Mas uma inovação científica, a microbiologia, levou à decadência da teoria miasmática, causando a emergência de um novo profissional responsável pelo saneamento urbano: o engenheiro sanitário. "Os novos programas de saneamento básico ficaram para os engenheiros municipais que se tornaram o braço técnico do movimento de reforma sanitária. A profissão de engenheiro experimentou um crescimento rápido", observa Ivone. "Os engenheiros a serviço da cidade eram chefes entre a elite tecnocrática, que construía e administrava a nova infraestrutura urbana e foram surgindo ao lado da classe emergente burocrática de funcionários permanentes da cidade." Ou, nas palavras de Victor Freire: "Passam eles a residir em separado". "É preciso ver a cidade moderna como um organismo complexo inserido num plano de expansão. Temos hoje, para sorte da sociedade, soluções técnicas", escreveu ele em 1918. Era a vitória dos "argumentos técnicos, científicos e econômicos", considerando todas as manifestações da vida da cidade em conjunto, em suma, "na essência do urbanismo". "Nas décadas finais do século XIX houve mudanças importantes nas formas de legitimar a autoridade municipal e as intervenções na cidade. Uma 'nova política urbana' surgiu, embasada na possibilidade de o Estado estabelecer critérios 'objetivos' para solucionar problemas 'reais' da coletividade", nota Stella. A parceria entre o engenheiro e o médico, continua a pesquisadora, indiscutível no século XIX, dá lugar, no fim da década de 1920, à parceria desigual entre o engenheiro urbanista e o especialista em sociologia urbana, seu colaborador. Em 1914, praticamente todas as cidades com alguma expressão econômica já contavam com serviços urbanos modernos. Havia base para tanto desenvolvimento.

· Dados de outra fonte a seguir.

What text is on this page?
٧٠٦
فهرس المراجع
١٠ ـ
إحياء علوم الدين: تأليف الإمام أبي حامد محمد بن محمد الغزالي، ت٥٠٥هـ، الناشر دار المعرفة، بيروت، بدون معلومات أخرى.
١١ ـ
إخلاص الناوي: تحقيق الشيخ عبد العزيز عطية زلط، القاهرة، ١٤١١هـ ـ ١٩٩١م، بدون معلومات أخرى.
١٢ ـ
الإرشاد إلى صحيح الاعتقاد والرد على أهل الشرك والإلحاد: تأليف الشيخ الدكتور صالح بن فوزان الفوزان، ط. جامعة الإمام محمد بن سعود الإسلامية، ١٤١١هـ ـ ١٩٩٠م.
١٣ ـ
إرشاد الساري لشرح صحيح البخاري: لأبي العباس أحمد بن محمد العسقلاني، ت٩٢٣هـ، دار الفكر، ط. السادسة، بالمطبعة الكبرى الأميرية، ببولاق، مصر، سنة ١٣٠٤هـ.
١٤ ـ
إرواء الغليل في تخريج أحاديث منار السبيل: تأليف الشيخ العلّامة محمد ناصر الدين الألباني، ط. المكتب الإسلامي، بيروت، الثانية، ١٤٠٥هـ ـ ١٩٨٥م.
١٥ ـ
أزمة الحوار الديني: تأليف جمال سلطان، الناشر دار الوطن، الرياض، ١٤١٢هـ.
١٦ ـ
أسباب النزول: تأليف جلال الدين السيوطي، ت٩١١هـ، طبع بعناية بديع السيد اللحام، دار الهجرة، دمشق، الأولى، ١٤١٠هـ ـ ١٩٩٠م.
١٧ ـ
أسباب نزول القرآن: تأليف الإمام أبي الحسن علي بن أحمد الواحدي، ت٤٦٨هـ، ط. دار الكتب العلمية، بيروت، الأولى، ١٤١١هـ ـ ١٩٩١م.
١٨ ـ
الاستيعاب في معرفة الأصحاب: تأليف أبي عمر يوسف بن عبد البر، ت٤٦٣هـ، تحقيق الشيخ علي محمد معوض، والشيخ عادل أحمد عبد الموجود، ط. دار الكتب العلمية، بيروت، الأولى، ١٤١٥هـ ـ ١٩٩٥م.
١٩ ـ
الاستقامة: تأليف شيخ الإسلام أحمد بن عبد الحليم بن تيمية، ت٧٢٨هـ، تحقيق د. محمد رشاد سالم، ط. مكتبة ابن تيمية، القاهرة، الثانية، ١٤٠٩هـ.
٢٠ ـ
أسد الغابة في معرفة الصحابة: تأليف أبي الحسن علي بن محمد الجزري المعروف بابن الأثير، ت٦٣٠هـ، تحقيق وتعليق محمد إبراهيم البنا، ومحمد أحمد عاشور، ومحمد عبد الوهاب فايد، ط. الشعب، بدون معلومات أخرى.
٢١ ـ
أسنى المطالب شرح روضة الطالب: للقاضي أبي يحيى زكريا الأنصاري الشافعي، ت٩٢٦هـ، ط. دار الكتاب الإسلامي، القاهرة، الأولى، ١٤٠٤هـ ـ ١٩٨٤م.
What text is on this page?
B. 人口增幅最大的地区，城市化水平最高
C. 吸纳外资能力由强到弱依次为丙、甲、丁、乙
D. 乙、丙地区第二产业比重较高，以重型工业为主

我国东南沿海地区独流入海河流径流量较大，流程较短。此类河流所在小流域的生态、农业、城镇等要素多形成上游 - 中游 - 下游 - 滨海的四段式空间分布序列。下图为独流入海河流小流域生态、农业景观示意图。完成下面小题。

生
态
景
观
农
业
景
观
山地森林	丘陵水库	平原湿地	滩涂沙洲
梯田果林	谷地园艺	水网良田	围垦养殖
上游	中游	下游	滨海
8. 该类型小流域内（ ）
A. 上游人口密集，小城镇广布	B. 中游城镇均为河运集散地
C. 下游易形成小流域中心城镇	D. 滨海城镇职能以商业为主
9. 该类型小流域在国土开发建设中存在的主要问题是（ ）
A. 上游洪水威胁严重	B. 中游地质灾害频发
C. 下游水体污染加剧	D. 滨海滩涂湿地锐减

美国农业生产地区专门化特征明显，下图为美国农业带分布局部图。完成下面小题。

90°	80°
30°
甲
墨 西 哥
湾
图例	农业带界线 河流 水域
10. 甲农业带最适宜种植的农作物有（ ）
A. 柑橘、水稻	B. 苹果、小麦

© reprodução do livro Dois séculos de projetos no estado de São Paulo (Imesp-edusp)
Vale do Anhangabaú e viaduto do Chá


A criação da Politécnica em 1894 e da Escola de Engenharia Mackenzie em 1896 deu nascimento a um núcleo institucional, de um centro a partir do qual se definiram as políticas para a ação oficial e privada no setor de construção civil. Foi o passo decisivo para a união entre o engenheiro e o administrador. "Seja porque os prefeitos procuravam esses profissionais para tocar os vários departamentos da administração pública, seja porque eles mesmos eram, na sua maioria, engenheiros formados pela Politécnica e falavam a mesma linguagem", nota Stella. São Paulo se orgulhava de sua independência e de seu saber erudito e técnico na relação entre o crescimento demográfico e espacial e as intervenções realizadas na cidade pelo poder público associado à iniciativa privada.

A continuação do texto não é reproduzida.